Based on the foregoing, we can conclude that our Universe, our world more precisely, is an interference pattern of each and every particle in the Universe. Now the wave-particle duality of particles, probabilistic interpretation of quantum mechanical phenomena and other quantum effects of the microcosm become intuitively clear. For example, why there is a non-zero probability of finding an electron, which rotates in a specific hydrogen atom (which is in a particular laboratory), for example, on the Moon. And it is both on the Moon and on the Sun, as well as anywhere in the space of our Universe; it really fills (takes) the whole Universe.
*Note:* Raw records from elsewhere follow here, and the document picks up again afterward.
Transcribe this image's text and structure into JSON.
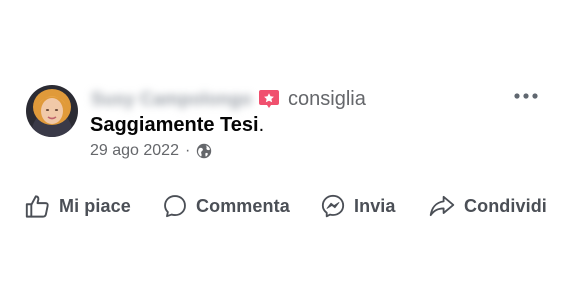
{
  "post": {
    "author_name": "Susy Campolongo",
    "action": "consiglia",
    "review_text": "Saggiamente Tesi",
    "review_punct": ".",
    "date": "29 ago 2022",
    "separator": "·",
    "privacy_icon": "globe-icon",
    "badge_icon": "recommend-star-icon",
    "more_icon": "more-options-icon"
  },
  "actions": {
    "like": {
      "label": "Mi piace",
      "icon": "thumbs-up-icon"
    },
    "comment": {
      "label": "Commenta",
      "icon": "comment-icon"
    },
    "send": {
      "label": "Invia",
      "icon": "messenger-icon"
    },
    "share": {
      "label": "Condividi",
      "icon": "share-icon"
    }
  },
  "colors": {
    "badge": "#f0506e",
    "secondary_text": "#65676b",
    "primary_text": "#050505"
  }
}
But its presence in a particular area, "the density of presence", so to speak (probability of detection), is different at different points of the space.
In the interfering Universe, all elementary particles "know everything" about all the other elementary particles (since they are in the same Universe), but not all of them are suitable for all in terms of formation of various bonds (in energy and other senses). Therefore, only those particles interact, which have a well-defined
set of characteristics for each other and for specific types of interactions. And our world forms as a result of such interactions."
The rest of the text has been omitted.